Cerpen
Disukai
0
Dilihat
6,049
Takdir Tuhan Yang Terindah
Romantis

Takdir Tuhan Yang Terindah 


Di kafe yang remang-remang, Rey menyesap kopinya.  Aroma pahitnya seakan mencerminkan pahitnya perasaannya.  Ia menghela napas panjang, menatap foto pernikahan orang tuanya yang terpajang di dinding.  Senyum bahagia terpancar dari foto itu,  sesuatu yang terasa sangat jauh darinya saat ini.

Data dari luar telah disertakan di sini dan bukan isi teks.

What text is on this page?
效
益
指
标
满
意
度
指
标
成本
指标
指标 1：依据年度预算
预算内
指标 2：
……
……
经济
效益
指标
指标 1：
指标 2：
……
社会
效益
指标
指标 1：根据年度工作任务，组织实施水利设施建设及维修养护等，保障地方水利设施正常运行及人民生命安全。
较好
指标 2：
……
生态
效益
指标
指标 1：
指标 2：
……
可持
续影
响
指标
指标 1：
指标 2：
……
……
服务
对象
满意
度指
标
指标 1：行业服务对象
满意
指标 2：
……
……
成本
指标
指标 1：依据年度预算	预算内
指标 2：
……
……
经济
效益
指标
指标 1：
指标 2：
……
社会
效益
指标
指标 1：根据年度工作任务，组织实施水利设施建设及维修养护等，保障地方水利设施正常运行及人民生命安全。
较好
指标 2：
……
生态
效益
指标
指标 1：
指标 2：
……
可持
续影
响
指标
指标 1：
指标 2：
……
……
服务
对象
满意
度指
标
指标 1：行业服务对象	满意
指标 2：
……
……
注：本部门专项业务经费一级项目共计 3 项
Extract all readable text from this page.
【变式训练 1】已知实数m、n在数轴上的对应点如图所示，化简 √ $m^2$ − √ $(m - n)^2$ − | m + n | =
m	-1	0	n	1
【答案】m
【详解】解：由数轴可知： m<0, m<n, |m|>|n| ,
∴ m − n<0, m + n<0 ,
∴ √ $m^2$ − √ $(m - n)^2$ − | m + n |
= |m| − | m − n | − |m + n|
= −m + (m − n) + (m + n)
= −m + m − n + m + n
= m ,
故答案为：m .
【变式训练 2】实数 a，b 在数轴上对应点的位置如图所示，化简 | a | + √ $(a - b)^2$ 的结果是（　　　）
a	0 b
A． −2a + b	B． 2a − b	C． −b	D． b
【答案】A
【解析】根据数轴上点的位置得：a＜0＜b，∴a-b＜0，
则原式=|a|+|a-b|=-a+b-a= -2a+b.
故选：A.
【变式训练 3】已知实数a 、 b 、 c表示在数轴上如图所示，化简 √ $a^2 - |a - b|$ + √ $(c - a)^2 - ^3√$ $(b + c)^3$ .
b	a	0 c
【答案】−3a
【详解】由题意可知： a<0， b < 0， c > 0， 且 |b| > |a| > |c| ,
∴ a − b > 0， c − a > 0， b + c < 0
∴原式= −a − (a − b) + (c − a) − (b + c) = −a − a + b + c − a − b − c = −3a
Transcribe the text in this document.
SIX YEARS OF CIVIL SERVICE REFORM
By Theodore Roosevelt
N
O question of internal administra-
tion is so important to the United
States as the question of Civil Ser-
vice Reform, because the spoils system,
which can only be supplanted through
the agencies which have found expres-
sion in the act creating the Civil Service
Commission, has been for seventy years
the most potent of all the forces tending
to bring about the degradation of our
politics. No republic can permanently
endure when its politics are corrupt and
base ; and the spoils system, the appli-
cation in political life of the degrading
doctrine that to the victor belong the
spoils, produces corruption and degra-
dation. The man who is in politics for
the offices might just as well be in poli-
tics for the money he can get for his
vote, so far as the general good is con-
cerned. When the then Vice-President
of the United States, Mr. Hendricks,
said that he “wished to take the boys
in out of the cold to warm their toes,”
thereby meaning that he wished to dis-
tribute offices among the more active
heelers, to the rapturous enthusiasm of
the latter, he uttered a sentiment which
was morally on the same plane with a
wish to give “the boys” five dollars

"Pernikahan tanpa cinta," gumamnya, suara serak.  Ia tak pernah membayangkan akan terjebak dalam situasi seperti ini.  Dijodohkan dengan seorang gadis yang bahkan belum pernah ia lihat, hanya tahu namanya Aisyah, seorang lulusan pondok pesantren yang selalu bercadar.  Bayangan Aisyah, sosok misterius yang terselubung cadar, terus menghantuinya.


Seorang pelayan kafe mendekat. "Ada yang bisa saya bantu, Pak?"


"Tidak, terima kasih," jawab Rey singkat.  Pikirannya melayang pada sikap keluarga Aisyah yang begitu ketat.  Tidak boleh bertemu, tidak boleh melihat wajahnya sebelum akad nikah.  Apa yang disembunyikan?  Pertanyaan itu terus berputar di kepalanya.  Apakah Aisyah juga merasa dipaksa? Atau ada rahasia lain yang lebih besar?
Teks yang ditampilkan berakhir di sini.